The administration should rally every public health agency to publicize these facts and their implications for testing and other mitigation needs. This matters because, as the nation moves to deploy rapid tests as screening tools, it’s important that they go where they can do the most good.

Not every test is necessary for everyone in every situation. Screening tests serve a different public health purpose than diagnostic tests, which are meant to identify a specific pathogen in a sick individual. To date, due to limits in technology, we’ve essentially been using diagnostic tests as screening tests for screening purposes — a very inefficient use of these tests. But these new rapid tests are suited perfectly for a large variety of situations and scenarios.

A former CDC director, Dr. Brenda Fitzgerald, recently suggested that CDC clarify this way:

“Americans in long-term care or nursing homes must get regular, frequent testing.

“Those in a high-risk health category (diabetics or over 65, for example) should take extra precautions even in low-contact situations; namely, wear a mask or face shield and carefully social distance.

“For routine situations of possible contact (at grocery stores, for example) Americans don’t need a screening test if they feel well, but they should wear a mask or face covering, and wash hands or use hand sanitizer.

“Before a high-contact situation (e.g., on an airplane or in a theater), Americans should get a rapid screening test first to increase safety and reduce fear.”

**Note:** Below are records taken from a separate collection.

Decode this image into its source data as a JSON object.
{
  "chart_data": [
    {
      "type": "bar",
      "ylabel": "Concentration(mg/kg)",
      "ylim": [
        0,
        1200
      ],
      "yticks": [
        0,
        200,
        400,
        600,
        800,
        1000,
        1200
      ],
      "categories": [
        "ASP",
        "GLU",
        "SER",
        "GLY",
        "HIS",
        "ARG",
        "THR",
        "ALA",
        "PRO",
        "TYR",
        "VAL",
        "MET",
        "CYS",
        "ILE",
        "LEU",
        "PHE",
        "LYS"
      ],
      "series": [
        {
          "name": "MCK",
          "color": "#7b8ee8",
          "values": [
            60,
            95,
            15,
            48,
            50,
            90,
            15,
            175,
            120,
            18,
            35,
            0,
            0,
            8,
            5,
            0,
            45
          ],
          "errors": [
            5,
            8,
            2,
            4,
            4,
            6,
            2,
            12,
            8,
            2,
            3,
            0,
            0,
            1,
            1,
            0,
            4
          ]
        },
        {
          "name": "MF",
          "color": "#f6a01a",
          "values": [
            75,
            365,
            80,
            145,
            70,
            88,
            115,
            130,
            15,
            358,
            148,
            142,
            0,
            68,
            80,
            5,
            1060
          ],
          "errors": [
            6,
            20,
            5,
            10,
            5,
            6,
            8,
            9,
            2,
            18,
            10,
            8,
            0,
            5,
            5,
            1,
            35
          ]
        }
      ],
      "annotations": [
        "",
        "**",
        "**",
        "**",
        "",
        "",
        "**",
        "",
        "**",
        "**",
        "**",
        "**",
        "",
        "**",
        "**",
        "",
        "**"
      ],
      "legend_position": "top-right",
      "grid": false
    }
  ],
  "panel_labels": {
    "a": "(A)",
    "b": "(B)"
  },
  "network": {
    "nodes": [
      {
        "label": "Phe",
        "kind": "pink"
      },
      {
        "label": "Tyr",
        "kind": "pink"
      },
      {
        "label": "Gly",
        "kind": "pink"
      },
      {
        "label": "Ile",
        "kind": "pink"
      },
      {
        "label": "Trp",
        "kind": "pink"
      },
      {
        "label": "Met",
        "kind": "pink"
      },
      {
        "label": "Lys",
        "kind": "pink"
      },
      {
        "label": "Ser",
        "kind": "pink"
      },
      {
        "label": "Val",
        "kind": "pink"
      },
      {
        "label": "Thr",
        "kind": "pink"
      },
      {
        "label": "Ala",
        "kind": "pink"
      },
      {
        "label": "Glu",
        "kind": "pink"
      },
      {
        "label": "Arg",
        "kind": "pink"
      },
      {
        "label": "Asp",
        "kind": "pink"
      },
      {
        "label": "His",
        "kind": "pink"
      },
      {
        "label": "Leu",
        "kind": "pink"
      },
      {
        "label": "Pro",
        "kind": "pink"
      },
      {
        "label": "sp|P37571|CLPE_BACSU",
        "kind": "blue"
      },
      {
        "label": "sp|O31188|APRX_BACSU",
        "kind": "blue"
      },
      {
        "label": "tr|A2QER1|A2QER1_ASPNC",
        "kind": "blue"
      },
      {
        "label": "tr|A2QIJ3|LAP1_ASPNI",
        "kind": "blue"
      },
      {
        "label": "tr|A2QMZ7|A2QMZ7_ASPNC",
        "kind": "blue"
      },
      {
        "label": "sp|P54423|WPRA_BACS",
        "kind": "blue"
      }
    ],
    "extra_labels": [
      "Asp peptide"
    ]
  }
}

Americans need this kind of clarity from our public health officials, so they can better assess their risks and their testing needs.

Clarity can dispel much of the uncertainty that has hindered the nation’s response to the pandemic. Trump said that the government purchased the rapid tests to “support efforts to reopen … economies and schools immediately and [as] fast as they can.” If he takes the two additional steps outlined above, he can help millions of Americans conquer the unfounded fear that is keeping them trapped in their pandemic bunkers.